Pass The Trailhead Kiosk And Walk Up The Canyon To The East. At 0.3 Miles Is A Posted Junction. Begin The Loop Straight Ahead On The Left Fork, Hiking Clockwise. Traverse The Hillside Past Mature Oaks, Then Curve Left And Descend. Parallel The South Side Of Highway 101, Dropping Into A Lush Draw. Pass Through The Slightly Swampy Area Among Willows And Bay Laurel As The Path Fades In And Out. Cross The North Side Of The Stream And Return To The Distinct Trail. Continue East To The Old Road, A Small Segment Of The Original El Camino Real, Dating Back To The Early 20th Century. Walk 30 Yards To The Left On The 100-Year-Old Section Of Pavement, And Pick Up The Footpath Again On The Right. Rock-Hop Over The Stream And Follow The Undulating Grassy Path To A Trail On The Right At 1.4 Miles. The Junction Is Just Shy Of The Anza East Trailhead By A Rock Pillar Commemorating Juan Bautista De Anza. His Expedition Camped Here On February 22, 1776, En Route To What Is Now San Francisco. Bear Right And Cross The Creek On A Wooden Bridge. Recross The Creek To An Asphalt Road. To The Left Is Calabasas Road And The Juan Bautista De Anza East Trailhead.

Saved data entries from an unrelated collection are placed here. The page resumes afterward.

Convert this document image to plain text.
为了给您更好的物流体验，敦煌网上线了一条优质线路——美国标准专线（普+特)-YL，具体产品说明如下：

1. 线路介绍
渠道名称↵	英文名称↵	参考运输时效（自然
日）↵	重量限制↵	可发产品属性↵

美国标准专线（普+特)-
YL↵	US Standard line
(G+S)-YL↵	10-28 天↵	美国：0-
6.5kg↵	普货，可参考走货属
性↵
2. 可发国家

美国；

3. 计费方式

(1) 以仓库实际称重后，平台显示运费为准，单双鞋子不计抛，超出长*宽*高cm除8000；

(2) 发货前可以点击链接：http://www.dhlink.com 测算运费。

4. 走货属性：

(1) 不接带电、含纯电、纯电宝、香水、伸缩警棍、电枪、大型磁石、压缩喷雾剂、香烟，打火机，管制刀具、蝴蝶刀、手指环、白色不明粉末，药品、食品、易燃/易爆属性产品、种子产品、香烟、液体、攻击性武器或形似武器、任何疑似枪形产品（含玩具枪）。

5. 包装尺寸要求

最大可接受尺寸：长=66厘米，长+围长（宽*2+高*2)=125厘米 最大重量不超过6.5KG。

Take The Right Fork And Enter The Oak-Dotted Canyon. Traverse The West Canyon Slope 0.2 Miles On The Footpath To A Junction With The Water Tank Trail On The Left. Continue Straight On The Anza Loop Trail, And Wind Up To The Ridge. Head Downhill Into The Canyon To The West, And Traverse The East Canyon Wall To A Utility Road. Go To The Right And Take The Old Dirt Road. Cross The Head Of The Canyon, And Descend To A Signed Junction With The New Millennium Trail On The Left At 3.4 Miles. Stay On The Anza Loop Trail Straight Ahead. Descend On The Serpentine Dirt Road 300 Yards To The “Trail” Sign On The Right In A Horseshoe Left Bend. Bear Right And Go To The North Through The Rolling, Oak-Dotted Hills, Completing The Loop At The Head Of The Canyon. Return To The Trailhead 0.3 Miles To The Left.